Without going into detail. The real strength in a good passwd lies in the randomness.
If you want to read more there is an excellent article recently published on http://blogs.msdn.com/robert_hensing/archive/2004/07/28/199610.aspx
8
Mac Home User - keep up to date with security patches, make sure firewall is tweaked sufficiently, monitor logs once a month for suspicious entries, not one bit o trouble.
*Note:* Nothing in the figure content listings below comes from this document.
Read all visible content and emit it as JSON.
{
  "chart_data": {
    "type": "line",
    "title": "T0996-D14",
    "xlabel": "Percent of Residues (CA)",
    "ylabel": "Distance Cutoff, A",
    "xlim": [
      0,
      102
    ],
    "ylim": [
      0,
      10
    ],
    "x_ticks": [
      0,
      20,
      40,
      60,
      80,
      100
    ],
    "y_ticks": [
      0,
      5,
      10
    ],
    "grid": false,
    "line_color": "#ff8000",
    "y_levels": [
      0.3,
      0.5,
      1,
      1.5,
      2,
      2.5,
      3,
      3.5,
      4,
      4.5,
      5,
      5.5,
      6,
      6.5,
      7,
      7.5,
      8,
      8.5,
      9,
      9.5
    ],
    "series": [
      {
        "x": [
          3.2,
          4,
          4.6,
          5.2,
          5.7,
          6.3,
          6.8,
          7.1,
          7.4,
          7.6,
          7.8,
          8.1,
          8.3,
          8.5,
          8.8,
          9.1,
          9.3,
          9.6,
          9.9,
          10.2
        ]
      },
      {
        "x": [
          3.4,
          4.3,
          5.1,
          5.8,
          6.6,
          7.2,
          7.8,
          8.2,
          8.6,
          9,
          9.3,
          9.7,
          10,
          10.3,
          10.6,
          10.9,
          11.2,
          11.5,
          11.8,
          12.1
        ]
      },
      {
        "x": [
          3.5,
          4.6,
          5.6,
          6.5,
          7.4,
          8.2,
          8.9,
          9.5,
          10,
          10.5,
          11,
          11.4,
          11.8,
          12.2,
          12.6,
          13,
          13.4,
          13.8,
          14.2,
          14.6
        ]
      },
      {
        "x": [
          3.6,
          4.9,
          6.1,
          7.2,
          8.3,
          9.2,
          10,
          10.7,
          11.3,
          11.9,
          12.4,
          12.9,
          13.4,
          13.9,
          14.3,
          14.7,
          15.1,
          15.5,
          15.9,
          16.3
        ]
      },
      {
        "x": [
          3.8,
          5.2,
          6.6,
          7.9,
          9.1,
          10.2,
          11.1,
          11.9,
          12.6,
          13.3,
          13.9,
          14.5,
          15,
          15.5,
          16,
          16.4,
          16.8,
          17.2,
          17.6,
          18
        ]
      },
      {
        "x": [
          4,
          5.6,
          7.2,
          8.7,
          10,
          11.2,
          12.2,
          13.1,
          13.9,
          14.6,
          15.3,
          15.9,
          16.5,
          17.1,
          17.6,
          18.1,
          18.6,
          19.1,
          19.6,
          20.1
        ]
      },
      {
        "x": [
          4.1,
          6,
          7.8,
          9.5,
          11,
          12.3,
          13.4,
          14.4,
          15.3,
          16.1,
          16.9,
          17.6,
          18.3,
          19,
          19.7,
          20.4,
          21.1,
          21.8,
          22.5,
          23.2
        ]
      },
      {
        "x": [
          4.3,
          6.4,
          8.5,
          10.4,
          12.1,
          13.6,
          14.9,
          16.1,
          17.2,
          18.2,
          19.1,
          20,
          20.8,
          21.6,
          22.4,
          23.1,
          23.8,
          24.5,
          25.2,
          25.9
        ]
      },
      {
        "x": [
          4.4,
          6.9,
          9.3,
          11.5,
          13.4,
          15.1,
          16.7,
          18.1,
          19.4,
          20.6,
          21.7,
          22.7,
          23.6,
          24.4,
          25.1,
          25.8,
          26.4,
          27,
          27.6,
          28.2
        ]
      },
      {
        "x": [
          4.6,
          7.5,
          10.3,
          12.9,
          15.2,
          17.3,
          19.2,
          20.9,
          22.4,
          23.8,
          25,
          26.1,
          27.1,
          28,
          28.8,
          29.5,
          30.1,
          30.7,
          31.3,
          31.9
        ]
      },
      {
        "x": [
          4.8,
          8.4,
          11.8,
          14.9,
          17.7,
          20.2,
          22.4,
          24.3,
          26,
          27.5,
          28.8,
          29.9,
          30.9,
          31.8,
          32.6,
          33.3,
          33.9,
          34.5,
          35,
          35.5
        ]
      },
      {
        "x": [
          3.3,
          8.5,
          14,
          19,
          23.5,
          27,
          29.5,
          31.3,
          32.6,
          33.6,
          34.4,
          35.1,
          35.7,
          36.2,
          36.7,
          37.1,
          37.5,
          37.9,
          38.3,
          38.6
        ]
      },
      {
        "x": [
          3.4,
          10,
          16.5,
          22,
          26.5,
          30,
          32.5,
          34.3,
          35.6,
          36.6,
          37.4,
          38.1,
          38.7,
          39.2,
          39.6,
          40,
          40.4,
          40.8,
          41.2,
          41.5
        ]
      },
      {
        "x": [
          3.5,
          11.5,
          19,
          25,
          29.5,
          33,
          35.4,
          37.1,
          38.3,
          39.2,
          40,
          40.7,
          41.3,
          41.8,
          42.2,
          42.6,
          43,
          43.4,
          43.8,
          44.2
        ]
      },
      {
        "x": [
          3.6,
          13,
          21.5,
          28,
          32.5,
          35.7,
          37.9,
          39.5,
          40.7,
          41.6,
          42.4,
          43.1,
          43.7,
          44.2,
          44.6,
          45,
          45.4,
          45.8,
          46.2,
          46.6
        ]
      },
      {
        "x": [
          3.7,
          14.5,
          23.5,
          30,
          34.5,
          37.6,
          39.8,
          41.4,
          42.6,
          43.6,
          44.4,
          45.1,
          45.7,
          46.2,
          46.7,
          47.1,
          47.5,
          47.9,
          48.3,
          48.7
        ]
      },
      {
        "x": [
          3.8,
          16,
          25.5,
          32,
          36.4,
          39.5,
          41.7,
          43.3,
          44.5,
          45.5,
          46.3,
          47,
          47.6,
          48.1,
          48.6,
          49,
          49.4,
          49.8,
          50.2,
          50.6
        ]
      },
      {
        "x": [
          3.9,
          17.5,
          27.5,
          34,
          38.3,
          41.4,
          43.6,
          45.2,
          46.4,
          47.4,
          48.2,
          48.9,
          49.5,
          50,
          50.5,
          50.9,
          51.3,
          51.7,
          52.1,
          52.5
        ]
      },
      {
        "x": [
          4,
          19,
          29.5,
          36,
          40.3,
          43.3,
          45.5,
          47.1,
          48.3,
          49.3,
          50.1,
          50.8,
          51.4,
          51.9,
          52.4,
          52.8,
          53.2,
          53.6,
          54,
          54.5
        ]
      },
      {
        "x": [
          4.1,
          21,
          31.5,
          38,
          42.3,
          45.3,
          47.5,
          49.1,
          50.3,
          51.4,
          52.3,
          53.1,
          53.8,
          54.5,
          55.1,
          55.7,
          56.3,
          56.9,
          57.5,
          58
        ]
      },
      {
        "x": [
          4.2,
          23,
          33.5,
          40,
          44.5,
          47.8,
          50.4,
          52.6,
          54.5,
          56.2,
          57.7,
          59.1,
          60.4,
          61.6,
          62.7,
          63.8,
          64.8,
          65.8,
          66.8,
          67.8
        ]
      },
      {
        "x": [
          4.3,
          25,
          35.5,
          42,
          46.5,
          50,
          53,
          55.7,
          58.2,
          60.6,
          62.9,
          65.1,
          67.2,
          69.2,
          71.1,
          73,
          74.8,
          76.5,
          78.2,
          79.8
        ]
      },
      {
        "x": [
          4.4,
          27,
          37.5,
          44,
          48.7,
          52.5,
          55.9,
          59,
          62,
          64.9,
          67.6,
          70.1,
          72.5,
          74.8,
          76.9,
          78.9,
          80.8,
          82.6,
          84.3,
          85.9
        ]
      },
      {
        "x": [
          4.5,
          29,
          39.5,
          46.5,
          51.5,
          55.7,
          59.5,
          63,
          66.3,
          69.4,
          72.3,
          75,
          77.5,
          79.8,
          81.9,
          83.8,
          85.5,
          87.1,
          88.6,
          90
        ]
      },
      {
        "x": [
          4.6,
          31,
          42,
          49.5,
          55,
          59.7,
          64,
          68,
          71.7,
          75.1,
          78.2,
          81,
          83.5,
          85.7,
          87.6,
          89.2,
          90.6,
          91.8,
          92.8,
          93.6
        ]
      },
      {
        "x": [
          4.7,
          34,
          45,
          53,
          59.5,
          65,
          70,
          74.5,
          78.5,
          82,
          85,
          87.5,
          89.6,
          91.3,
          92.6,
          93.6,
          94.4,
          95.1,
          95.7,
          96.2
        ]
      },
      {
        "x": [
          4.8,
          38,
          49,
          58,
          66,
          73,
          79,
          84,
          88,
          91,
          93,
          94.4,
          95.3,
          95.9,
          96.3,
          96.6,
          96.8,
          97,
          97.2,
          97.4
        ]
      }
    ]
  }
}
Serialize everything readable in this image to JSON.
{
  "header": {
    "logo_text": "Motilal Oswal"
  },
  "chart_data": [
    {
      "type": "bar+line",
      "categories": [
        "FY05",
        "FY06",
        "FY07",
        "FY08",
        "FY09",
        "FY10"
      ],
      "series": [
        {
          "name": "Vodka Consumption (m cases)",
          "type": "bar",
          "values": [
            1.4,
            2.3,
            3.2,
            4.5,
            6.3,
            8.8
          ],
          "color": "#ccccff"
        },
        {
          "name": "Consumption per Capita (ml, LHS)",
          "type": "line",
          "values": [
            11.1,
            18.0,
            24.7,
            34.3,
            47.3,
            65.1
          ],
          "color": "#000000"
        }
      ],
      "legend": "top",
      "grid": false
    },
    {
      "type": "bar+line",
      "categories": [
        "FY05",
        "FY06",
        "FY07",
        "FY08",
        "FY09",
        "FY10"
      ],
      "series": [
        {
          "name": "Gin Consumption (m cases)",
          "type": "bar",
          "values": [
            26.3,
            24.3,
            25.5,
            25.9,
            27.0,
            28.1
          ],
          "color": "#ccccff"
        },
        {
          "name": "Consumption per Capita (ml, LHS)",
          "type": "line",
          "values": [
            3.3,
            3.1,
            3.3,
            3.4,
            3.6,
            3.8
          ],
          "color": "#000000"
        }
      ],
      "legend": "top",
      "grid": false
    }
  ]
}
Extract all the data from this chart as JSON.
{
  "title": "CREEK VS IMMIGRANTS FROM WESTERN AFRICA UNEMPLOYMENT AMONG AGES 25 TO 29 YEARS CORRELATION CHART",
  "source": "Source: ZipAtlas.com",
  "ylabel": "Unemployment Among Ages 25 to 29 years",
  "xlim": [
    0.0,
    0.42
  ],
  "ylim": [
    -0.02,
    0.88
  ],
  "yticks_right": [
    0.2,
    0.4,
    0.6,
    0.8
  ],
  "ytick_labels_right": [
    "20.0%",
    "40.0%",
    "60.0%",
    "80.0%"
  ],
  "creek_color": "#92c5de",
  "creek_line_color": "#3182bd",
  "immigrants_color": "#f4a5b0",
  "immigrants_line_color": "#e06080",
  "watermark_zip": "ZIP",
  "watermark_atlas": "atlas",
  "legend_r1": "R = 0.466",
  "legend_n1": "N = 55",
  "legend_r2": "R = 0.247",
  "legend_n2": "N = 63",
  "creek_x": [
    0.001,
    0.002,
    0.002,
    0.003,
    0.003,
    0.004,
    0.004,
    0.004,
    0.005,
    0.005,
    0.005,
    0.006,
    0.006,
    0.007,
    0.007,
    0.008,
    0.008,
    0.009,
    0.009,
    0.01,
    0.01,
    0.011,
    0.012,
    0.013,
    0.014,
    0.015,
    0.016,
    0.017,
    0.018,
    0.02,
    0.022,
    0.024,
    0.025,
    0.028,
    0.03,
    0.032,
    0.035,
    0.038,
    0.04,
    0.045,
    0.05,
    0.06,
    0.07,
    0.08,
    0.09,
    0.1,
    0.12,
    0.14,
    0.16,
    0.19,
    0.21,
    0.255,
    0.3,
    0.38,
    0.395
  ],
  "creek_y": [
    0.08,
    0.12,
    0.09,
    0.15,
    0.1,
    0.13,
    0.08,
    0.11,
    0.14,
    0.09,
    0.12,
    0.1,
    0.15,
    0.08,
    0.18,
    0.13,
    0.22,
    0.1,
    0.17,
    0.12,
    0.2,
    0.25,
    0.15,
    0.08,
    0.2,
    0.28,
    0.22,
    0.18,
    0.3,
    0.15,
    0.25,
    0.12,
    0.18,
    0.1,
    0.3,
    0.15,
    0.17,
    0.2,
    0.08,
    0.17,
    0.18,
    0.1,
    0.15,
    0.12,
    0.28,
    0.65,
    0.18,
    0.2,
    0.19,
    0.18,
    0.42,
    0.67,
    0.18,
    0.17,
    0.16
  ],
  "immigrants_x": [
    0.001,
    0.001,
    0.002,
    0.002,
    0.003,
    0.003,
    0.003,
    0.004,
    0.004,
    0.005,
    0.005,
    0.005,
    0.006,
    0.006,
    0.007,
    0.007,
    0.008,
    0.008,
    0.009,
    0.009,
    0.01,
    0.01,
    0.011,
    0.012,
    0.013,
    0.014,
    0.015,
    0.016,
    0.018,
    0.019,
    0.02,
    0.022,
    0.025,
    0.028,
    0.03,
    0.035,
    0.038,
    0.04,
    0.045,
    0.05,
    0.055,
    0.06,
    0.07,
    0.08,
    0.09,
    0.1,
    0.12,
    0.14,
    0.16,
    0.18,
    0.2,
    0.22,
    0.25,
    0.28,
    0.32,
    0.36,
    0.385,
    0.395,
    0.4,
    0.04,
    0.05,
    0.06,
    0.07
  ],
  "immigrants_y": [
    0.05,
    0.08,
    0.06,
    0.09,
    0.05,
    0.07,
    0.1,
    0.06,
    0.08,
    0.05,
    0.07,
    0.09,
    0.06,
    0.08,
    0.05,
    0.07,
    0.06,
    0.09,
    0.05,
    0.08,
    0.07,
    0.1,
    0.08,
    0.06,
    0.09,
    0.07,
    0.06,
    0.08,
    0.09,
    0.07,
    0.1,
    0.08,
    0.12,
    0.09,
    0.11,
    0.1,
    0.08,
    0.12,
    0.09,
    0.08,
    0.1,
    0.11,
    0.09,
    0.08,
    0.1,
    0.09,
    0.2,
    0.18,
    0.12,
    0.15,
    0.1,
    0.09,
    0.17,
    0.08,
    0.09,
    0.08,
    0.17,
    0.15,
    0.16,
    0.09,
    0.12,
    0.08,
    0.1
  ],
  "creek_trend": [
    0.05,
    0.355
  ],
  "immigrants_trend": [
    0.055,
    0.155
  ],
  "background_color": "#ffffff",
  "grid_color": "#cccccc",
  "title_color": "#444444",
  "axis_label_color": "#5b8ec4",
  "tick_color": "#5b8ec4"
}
Win XP Work User - big company, good security at Lotus Notes and MS patch level, all by SMS. Never had a problem. However, other users have definitely wrecked their machines by sodding off to all sorts of websites and then running to me when their machines have been hi-jacked by spyware. They also are the types who double click that suspicious looking, but oh so tempting, email with the title Re: Hi!.
Just what is so attractive to a human about the word Hi?
Regarding awareness, I used to manage a Mac network and just running a serious firewall and using Etherpeek was enough to scare me into understanding the amount of malicious attempts, not successes, but desire to break and enter.
True, the OS needs to be hardcore in the security department, but that brings trade offs, which the average user does not wish to know about when buying that spanky new PC. Browsers being a particularly good example. Mac’s Safari recently went through a few, hmm, that handy redirecting schema or direct application access from the browser sure is handy but sure is unsafe.
So in the end, like all things in life, the balance must be struck between user awareness and corporate OS responsibility.
I don’t think this will be a problem in 10 years as most 5 year olds know how to program better than I do, so the next generation will be that much more conscious of it all.